Abstract
Abstract Introduction: Relapse and drug resistance of acute myeloid leukemia (AML) are the main challenges in clinical treatment, and the root cause lies in the survival advantage and drug resistance protection of leukemia cells anchoring to the bone marrow microenvironment (BMME) through adhesion molecules. ICAM-2 (CD102) is an important adhesion molecule of immunoglobulin superfamily, which mediates cell-cell and cell-matrix interactions. Our previous study showed that ICAM-2 was significantly highly expressed in bone marrow blasts of AML patients and a variety of AML cell lines, and its expression level was associated with poor patient prognosis. The aim of this study was to investigate whether ICAM-2 activates downstream survival signaling pathways by mediating the adhesion of AML cells to BMME components (especially bone marrow stromal cells), ultimately leading to chemoresistance.

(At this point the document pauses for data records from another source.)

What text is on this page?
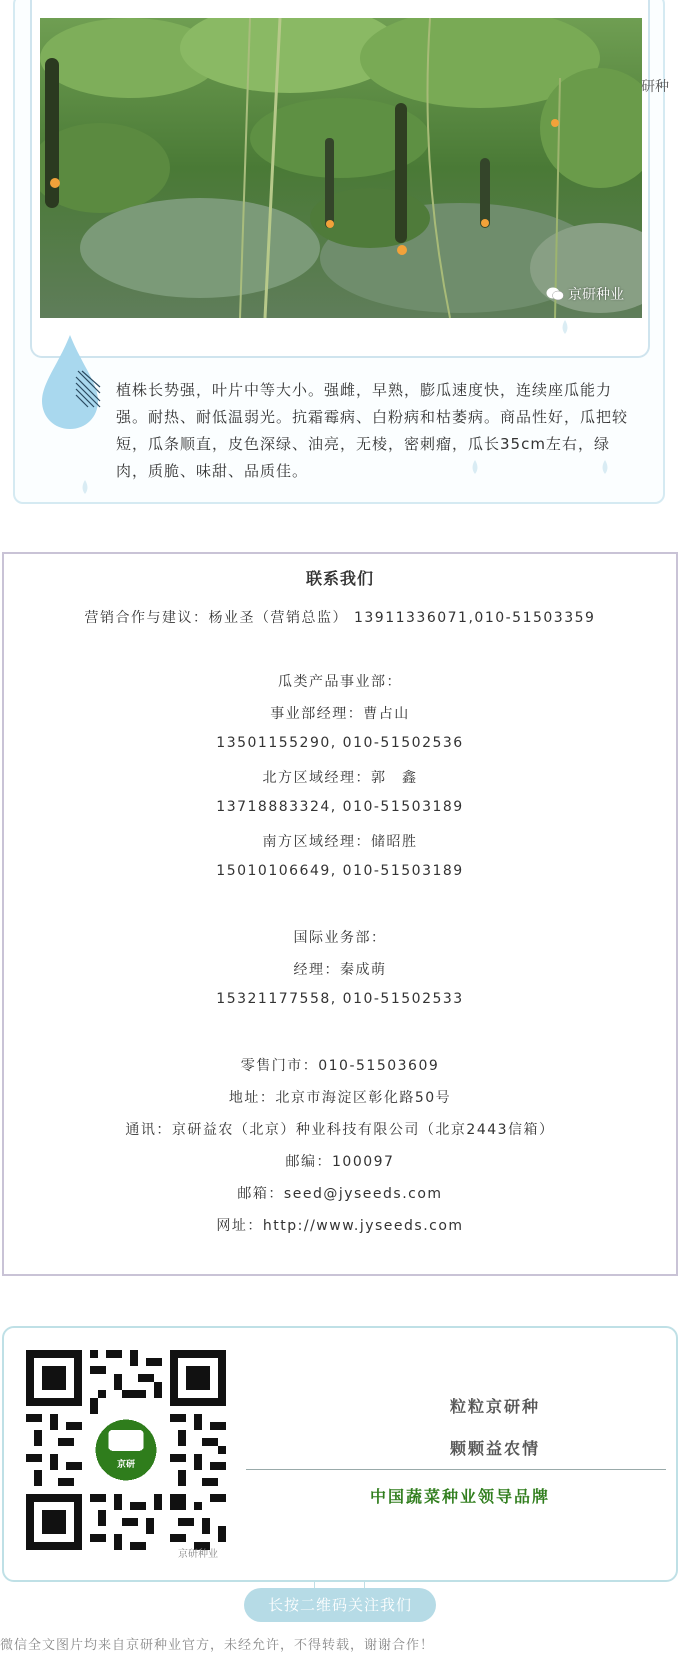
京研种业
研种

植株长势强，叶片中等大小。强雌，早熟，膨瓜速度快，连续座瓜能力强。耐热、耐低温弱光。抗霜霉病、白粉病和枯萎病。商品性好，瓜把较短，瓜条顺直，皮色深绿、油亮，无棱，密刺瘤，瓜长35cm左右，绿肉，质脆、味甜、品质佳。

联系我们
营销合作与建议：杨业圣（营销总监） 13911336071,010-51503359
瓜类产品事业部：
事业部经理：曹占山
13501155290, 010-51502536
北方区域经理：郭　鑫
13718883324, 010-51503189
南方区域经理：储昭胜
15010106649, 010-51503189
国际业务部：
经理：秦成萌
15321177558, 010-51502533
零售门市：010-51503609
地址：北京市海淀区彰化路50号
通讯：京研益农（北京）种业科技有限公司（北京2443信箱）
邮编：100097
邮箱：seed@jyseeds.com
网址：http://www.jyseeds.com
BVRC
京研
京研种业
粒粒京研种
颗颗益农情
中国蔬菜种业领导品牌
长按二维码关注我们
微信全文图片均来自京研种业官方，未经允许，不得转载，谢谢合作！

Methods: ICAM-2 expression was stably knocked down in Molm-13 and OCI-AML3 cells using lentiviral shRNA. An in vitro co-culture model of AML cells with bone marrow stromal cell lines was constructed to mimic BMME. The effect of ICAM-2 knockdown on the adhesion ability of AML cells to stromal cells was assessed by flow cytometry and fluorescence microscopy. CCK-8 and flow cytometry (Annexin V/PI staining) were used to detect changes in the sensitivity of AML cells to cytarabine (Ara-C) and daunorubicin after ICAM-2 knockdown under monoculture and co-culture conditions. The expression levels of key pro-survival/resistance signaling pathways (PI3K/AKT/mTOR, NF-κB) and anti-apoptotic proteinsin AML cells under ICAM-2 knockdown and co-culture conditions were analyzed by Western blot. Specific inhibitors were utilized to validate the role of the relevant pathways in ICAM-2 mediated resistance.

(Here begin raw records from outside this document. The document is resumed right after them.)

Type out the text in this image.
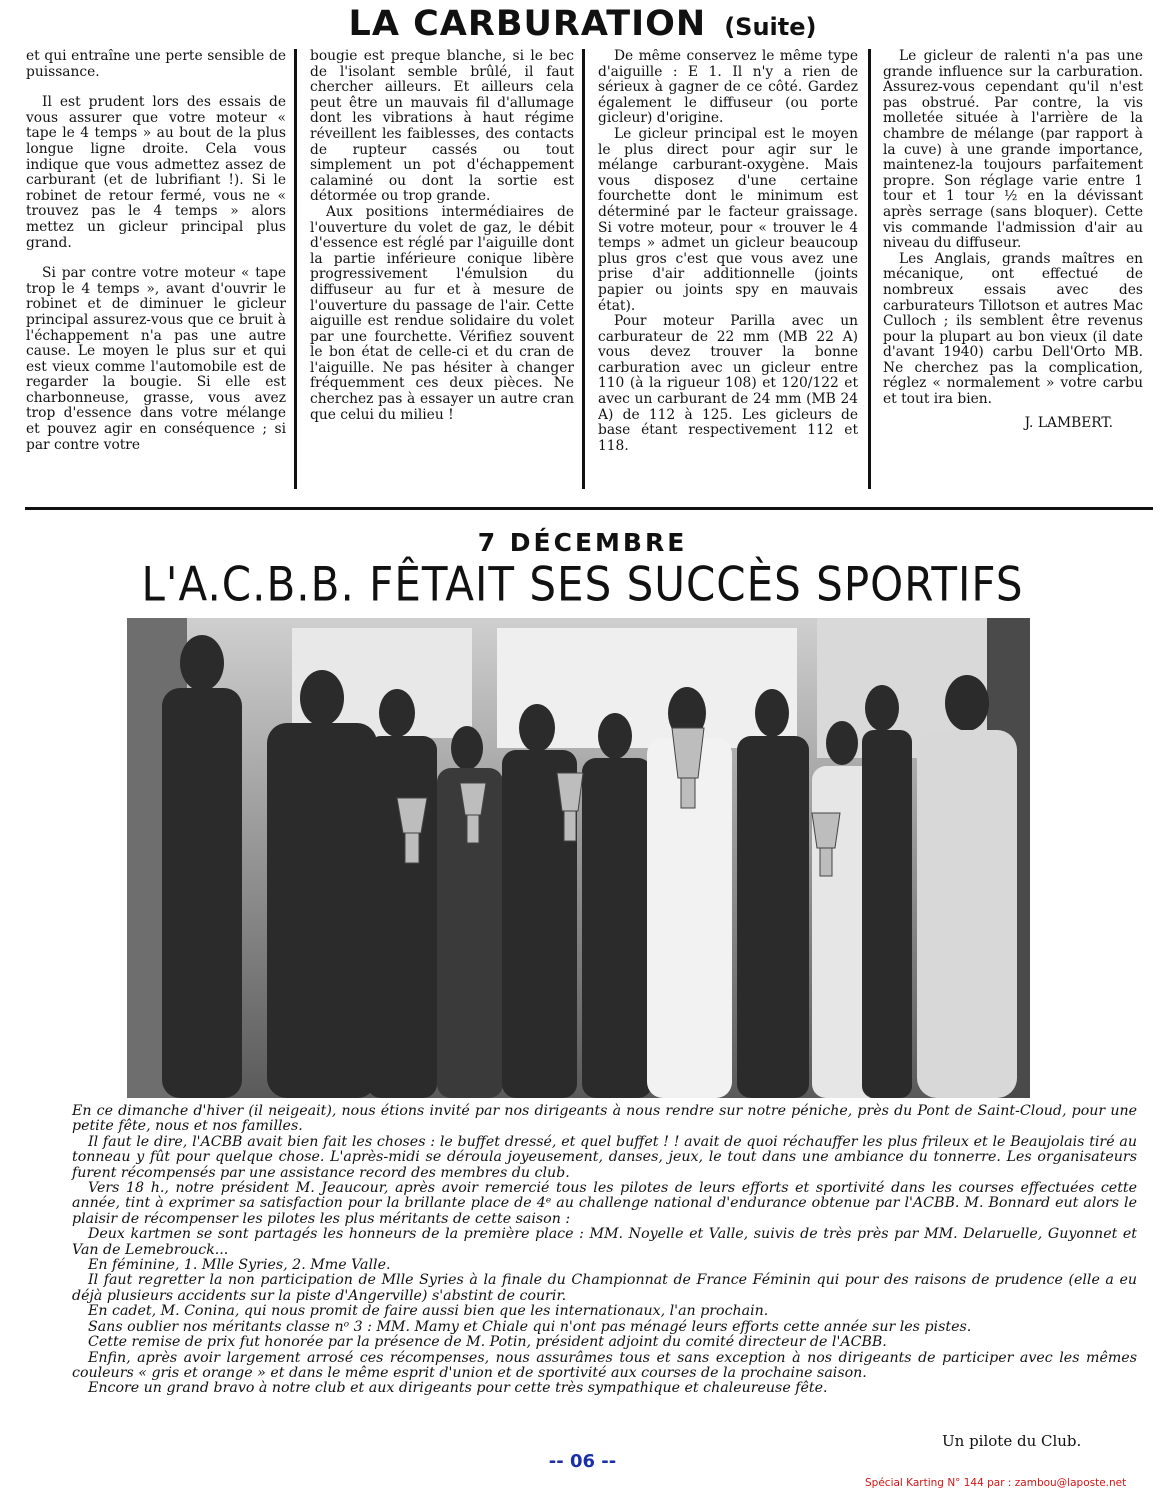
LA CARBURATION (Suite)

et qui entraîne une perte sensible de puissance.

Il est prudent lors des essais de vous assurer que votre moteur « tape le 4 temps » au bout de la plus longue ligne droite. Cela vous indique que vous admettez assez de carburant (et de lubrifiant !). Si le robinet de retour fermé, vous ne « trouvez pas le 4 temps » alors mettez un gicleur principal plus grand.

Si par contre votre moteur « tape trop le 4 temps », avant d'ouvrir le robinet et de diminuer le gicleur principal assurez-vous que ce bruit à l'échappement n'a pas une autre cause. Le moyen le plus sur et qui est vieux comme l'automobile est de regarder la bougie. Si elle est charbonneuse, grasse, vous avez trop d'essence dans votre mélange et pouvez agir en conséquence ; si par contre votre

bougie est preque blanche, si le bec de l'isolant semble brûlé, il faut chercher ailleurs. Et ailleurs cela peut être un mauvais fil d'allumage dont les vibrations à haut régime réveillent les faiblesses, des contacts de rupteur cassés ou tout simplement un pot d'échappement calaminé ou dont la sortie est détormée ou trop grande.

Aux positions intermédiaires de l'ouverture du volet de gaz, le débit d'essence est réglé par l'aiguille dont la partie inférieure conique libère progressivement l'émulsion du diffuseur au fur et à mesure de l'ouverture du passage de l'air. Cette aiguille est rendue solidaire du volet par une fourchette. Vérifiez souvent le bon état de celle-ci et du cran de l'aiguille. Ne pas hésiter à changer fréquemment ces deux pièces. Ne cherchez pas à essayer un autre cran que celui du milieu !

De même conservez le même type d'aiguille : E 1. Il n'y a rien de sérieux à gagner de ce côté. Gardez également le diffuseur (ou porte gicleur) d'origine.

Le gicleur principal est le moyen le plus direct pour agir sur le mélange carburant-oxygène. Mais vous disposez d'une certaine fourchette dont le minimum est déterminé par le facteur graissage. Si votre moteur, pour « trouver le 4 temps » admet un gicleur beaucoup plus gros c'est que vous avez une prise d'air additionnelle (joints papier ou joints spy en mauvais état).

Pour moteur Parilla avec un carburateur de 22 mm (MB 22 A) vous devez trouver la bonne carburation avec un gicleur entre 110 (à la rigueur 108) et 120/122 et avec un carburant de 24 mm (MB 24 A) de 112 à 125. Les gicleurs de base étant respectivement 112 et 118.

Le gicleur de ralenti n'a pas une grande influence sur la carburation. Assurez-vous cependant qu'il n'est pas obstrué. Par contre, la vis molletée située à l'arrière de la chambre de mélange (par rapport à la cuve) à une grande importance, maintenez-la toujours parfaitement propre. Son réglage varie entre 1 tour et 1 tour ½ en la dévissant après serrage (sans bloquer). Cette vis commande l'admission d'air au niveau du diffuseur.

Les Anglais, grands maîtres en mécanique, ont effectué de nombreux essais avec des carburateurs Tillotson et autres Mac Culloch ; ils semblent être revenus pour la plupart au bon vieux (il date d'avant 1940) carbu Dell'Orto MB. Ne cherchez pas la complication, réglez « normalement » votre carbu et tout ira bien.

J. LAMBERT.

7 DÉCEMBRE
L'A.C.B.B. FÊTAIT SES SUCCÈS SPORTIFS

En ce dimanche d'hiver (il neigeait), nous étions invité par nos dirigeants à nous rendre sur notre péniche, près du Pont de Saint-Cloud, pour une petite fête, nous et nos familles.

Il faut le dire, l'ACBB avait bien fait les choses : le buffet dressé, et quel buffet ! ! avait de quoi réchauffer les plus frileux et le Beaujolais tiré au tonneau y fût pour quelque chose. L'après-midi se déroula joyeusement, danses, jeux, le tout dans une ambiance du tonnerre. Les organisateurs furent récompensés par une assistance record des membres du club.

Vers 18 h., notre président M. Jeaucour, après avoir remercié tous les pilotes de leurs efforts et sportivité dans les courses effectuées cette année, tint à exprimer sa satisfaction pour la brillante place de 4ᵉ au challenge national d'endurance obtenue par l'ACBB. M. Bonnard eut alors le plaisir de récompenser les pilotes les plus méritants de cette saison :

Deux kartmen se sont partagés les honneurs de la première place : MM. Noyelle et Valle, suivis de très près par MM. Delaruelle, Guyonnet et Van de Lemebrouck...

En féminine, 1. Mlle Syries, 2. Mme Valle.

Il faut regretter la non participation de Mlle Syries à la finale du Championnat de France Féminin qui pour des raisons de prudence (elle a eu déjà plusieurs accidents sur la piste d'Angerville) s'abstint de courir.

En cadet, M. Conina, qui nous promit de faire aussi bien que les internationaux, l'an prochain.

Sans oublier nos méritants classe nᵒ 3 : MM. Mamy et Chiale qui n'ont pas ménagé leurs efforts cette année sur les pistes.

Cette remise de prix fut honorée par la présence de M. Potin, président adjoint du comité directeur de l'ACBB.

Enfin, après avoir largement arrosé ces récompenses, nous assurâmes tous et sans exception à nos dirigeants de participer avec les mêmes couleurs « gris et orange » et dans le même esprit d'union et de sportivité aux courses de la prochaine saison.

Encore un grand bravo à notre club et aux dirigeants pour cette très sympathique et chaleureuse fête.

Un pilote du Club.
-- 06 --
Spécial Karting N° 144 par : zambou@laposte.net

Results: Successful knockdown of ICAM-2 significantly attenuated the adhesion ability of AML cells to bone marrow stromal cells HS-5 (p < 0.01). Control AML cells exhibited significant resistance to Ara-C and Daunorubicin under co-culture conditions (mimicking BMME protection). ICAM-2 knockdown, on the other hand, significantly reversed this microenvironment-mediated resistance and significantly increased the rate of chemotherapy-induced cell death and apoptosis. ICAM-2 knockdown also enhanced chemosensitivity in mono-cultures, but the increase was less than in co-culture conditions. Western blot results showed that co-culture with stromal cells could activate PI3K/AKT/mTOR and NF-κB signaling pathways (as shown by increased levels of p-AKT, p-mTOR, p-p65) in AML cells, and up-regulate the expression of anti-apoptotic proteins Bcl-2 and MCL-1. Knockdown of ICAM-2 effectively suppressed coculture-induced PI3K/AKT/mTOR and NF-κB pathway activation and significantly decreased BCL-2 and MCL-1 expression. Treatment with PI3K inhibitor was able to mimic the effect of ICAM-2 knockdown and enhance the sensitivity of co-cultured AML cells to chemotherapy.

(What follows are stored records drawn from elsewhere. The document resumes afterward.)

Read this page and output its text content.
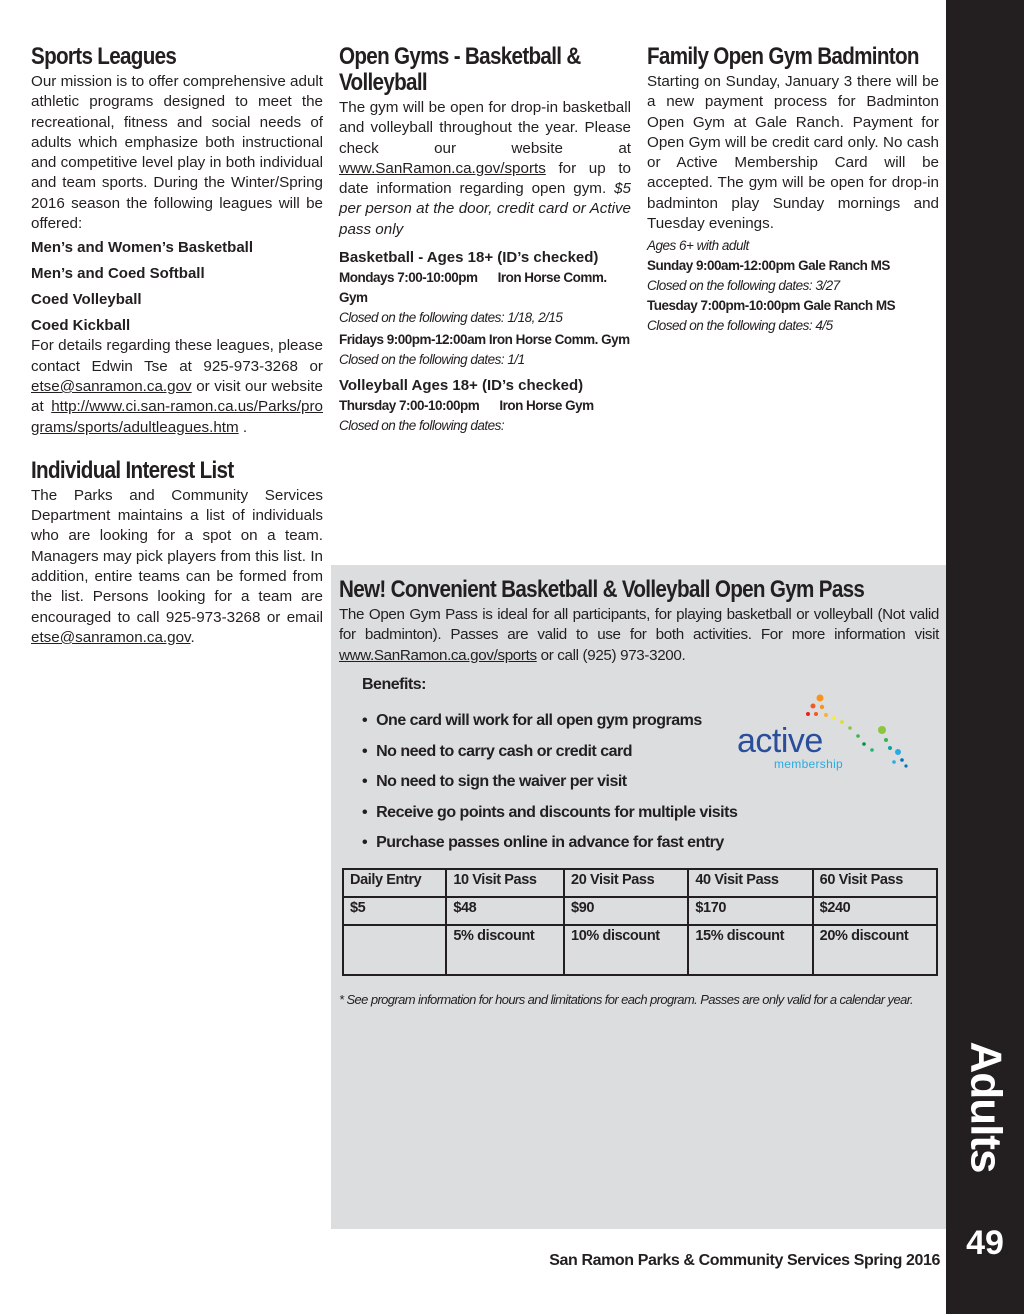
Sports Leagues

Our mission is to offer comprehensive adult athletic programs designed to meet the recreational, fitness and social needs of adults which emphasize both instructional and competitive level play in both individual and team sports. During the Winter/Spring 2016 season the following leagues will be offered:

Men’s and Women’s Basketball
Men’s and Coed Softball
Coed Volleyball
Coed Kickball

For details regarding these leagues, please contact Edwin Tse at 925-973-3268 or etse@sanramon.ca.gov or visit our website at http://www.ci.san-ramon.ca.us/Parks/programs/sports/adultleagues.htm .

Individual Interest List

The Parks and Community Services Department maintains a list of individuals who are looking for a spot on a team. Managers may pick players from this list. In addition, entire teams can be formed from the list. Persons looking for a team are encouraged to call 925-973-3268 or email etse@sanramon.ca.gov.

Open Gyms - Basketball &
Volleyball

The gym will be open for drop-in basketball and volleyball throughout the year. Please check our website at www.SanRamon.ca.gov/sports for up to date information regarding open gym. $5 per person at the door, credit card or Active pass only

Basketball - Ages 18+ (ID’s checked)
Mondays 7:00-10:00pm Iron Horse Comm. Gym
Closed on the following dates: 1/18, 2/15
Fridays 9:00pm-12:00am Iron Horse Comm. Gym
Closed on the following dates: 1/1
Volleyball Ages 18+ (ID’s checked)
Thursday 7:00-10:00pm Iron Horse Gym
Closed on the following dates:
Family Open Gym Badminton

Starting on Sunday, January 3 there will be a new payment process for Badminton Open Gym at Gale Ranch. Payment for Open Gym will be credit card only. No cash or Active Membership Card will be accepted. The gym will be open for drop-in badminton play Sunday mornings and Tuesday evenings.

Ages 6+ with adult
Sunday 9:00am-12:00pm Gale Ranch MS
Closed on the following dates: 3/27
Tuesday 7:00pm-10:00pm Gale Ranch MS
Closed on the following dates: 4/5
New! Convenient Basketball & Volleyball Open Gym Pass

The Open Gym Pass is ideal for all participants, for playing basketball or volleyball (Not valid for badminton). Passes are valid to use for both activities. For more information visit www.SanRamon.ca.gov/sports or call (925) 973-3200.

Benefits:
• One card will work for all open gym programs
• No need to carry cash or credit card
• No need to sign the waiver per visit
• Receive go points and discounts for multiple visits
• Purchase passes online in advance for fast entry
active
membership
Daily Entry	10 Visit Pass	20 Visit Pass	40 Visit Pass	60 Visit Pass
$5	$48	$90	$170	$240
	5% discount	10% discount	15% discount	20% discount
* See program information for hours and limitations for each program. Passes are only valid for a calendar year.
Adults
49
San Ramon Parks & Community Services Spring 2016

Conclusion:ICAM-2 is highly expressed in AML cells and is a key adhesion molecule mediating its anchoring to the bone marrow stromal microenvironment. ICAM-2 eventually confers strong chemoresistance to AML cells by promoting the tight adhesion of AML cells to BMME, activating PI3K/AKT/mTOR and NF-κB, two key pro-survival/resistance signaling pathways, and then up-regulating the expression of anti-apoptotic proteins such as Bcl-2 and MCL-1. Targeted inhibition of ICAM-2 or its mediated downstream signaling pathway can effectively disrupt the connection between AML cells and the protective microenvironment and reverse microenvironment-mediated chemoresistance. Therefore, ICAM-2 is a potential therapeutic target to overcome AML drug resistance and improve the efficacy of chemotherapy.